Dabei war landesweit schon ein bisschen Chaos ausgebrochen: der Schienenverkehr hatte erhebliche Probleme und in fast 40.000 Haushalten fiel der Strom aus.

Wenn etwas Schlimmes passiert, dann sind nachher alle schnell damit, zu belehren, dass man doch Warnungen hätte hören müssen. Hatten wir gestern aber nicht, und so fiel uns nur auf, dass es windig war, mehr nicht.
Denn ausgerechnet gestern stand ein Ausflug zum Globen Skyview an, und wir dachten uns nichts weiter. Dort hatte man den Betrieb zwar kurzzeitig unterbrochen, aber fuhr dann doch. Wir waren vermutlich die letzte Tour des Tages. Sobald wir die Spitze erreichten, wurde es sehr laut und die Kabine wackelte. Nach Rückkehr fragte der Mann am Ausgang, wie es denn so war, und die zwei hinter uns antworteten, dass es sich unbehaglich anfühlte.

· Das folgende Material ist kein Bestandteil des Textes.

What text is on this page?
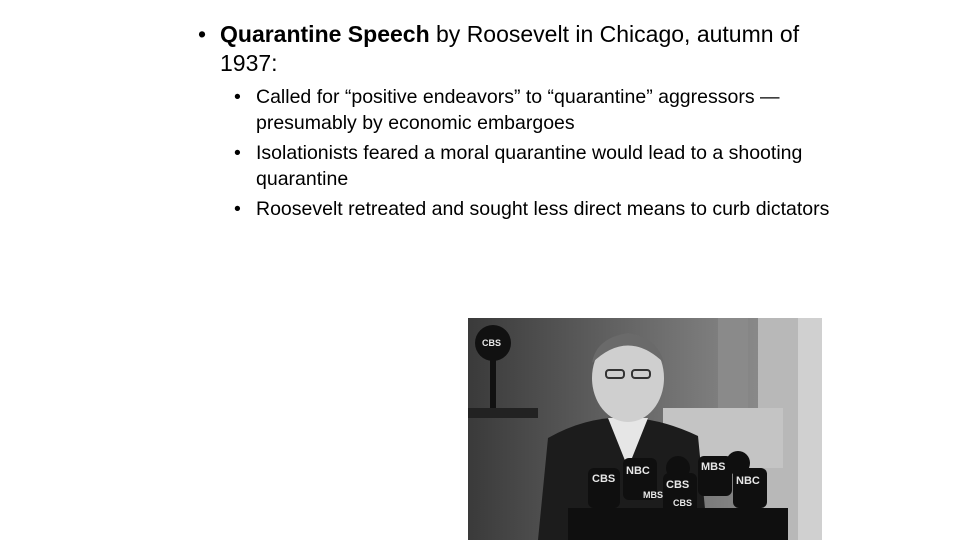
• Quarantine Speech by Roosevelt in Chicago, autumn of 1937:
• Called for “positive endeavors” to “quarantine” aggressors —presumably by economic embargoes
• Isolationists feared a moral quarantine would lead to a shooting quarantine
• Roosevelt retreated and sought less direct means to curb dictators
CBS
NBC
CBS
MBS
NBC
CBS
MBS
CBS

So weit würde ich nicht unbedingt gehen – ich stand während der ganzen Fahrt – aber es klingt nach einer guten Idee, einen Lift, der eine Glaskugel an die Spitze eines 85 Meter hohen Gebäudes transportiert, bei solchen Bedingungen außer Betrieb zu nehmen.

SkyView auf dem Globen

Wieviele Berliner besuchen regelmäßig das Brandenburger Tor? Wieviele Londoner die Westminster Abbey?

Nicht allzuviele, möchte ich annehmen. Die Sehenswürdigkeiten nimmt man also Einwohner eines touristisch interessanten Ortes selten wahr. Es sei denn, es kommt Besuch.

Ein solcher war soeben hier, und als Geburtstagsgeschenk hatte ich mir gedacht, dass wir einmal mit dem Globen SkyView fahren. Das war nicht ganz ohne Eigennutz, denn auch ich habe dieses Gefährt bislang nur von weitem gesehen.

Es handelt sich um eine Seilbahn, die am Globen, einer kugelförmigen Veranstaltungshalle im Süden Stockholms, hochfährt. Das Gebäude selbst existiert schon seit 1989, aber erst seit 2009 gibt es auch die Bahn. Eigentlich ein naheliegender Standort, denn das Gebäude ist das größte Schwedens (laut Werbung), auch wenn sich das wohl eher auf das Volumen bezieht, denn der Fernsehturm Kaknästornet ist deutlich höher. Es handelt sich natürlich um eine geplante Touristenattraktion und wird auch dementsprechend vermarktet. Der angeschlossene Shop verkauft Shirts, Tassen und anderen Krimskrams.

Eine Fahrt kostet 130 kr, also gut 13 €. Man kann sich fragen, ob sich das lohnt, denn der ganze Spaß dauert gerade einmal 20 Minuten. Den ersten Teil dieser Zeit verbringt man in einem kleinen Kino, wo einem etwas über die Geschichte des Globen gezeigt wird. Am Ende des Films kommen „Sicherheitshinweise“, die man sich auch denken kann. Die Tür öffnet automatisch, und eine Ecke später ist man in der kugelförmigen Gondel.

Ich habe meine Gäste fairerweise darauf hingewiesen, dass eine der Kugeln vor einiger Zeit stehen blieb und alle Fahrgäste über ein Brett in die andere Kugel umsteigen mussten. Wir fuhren trotzdem, gemächlich und wieder runter.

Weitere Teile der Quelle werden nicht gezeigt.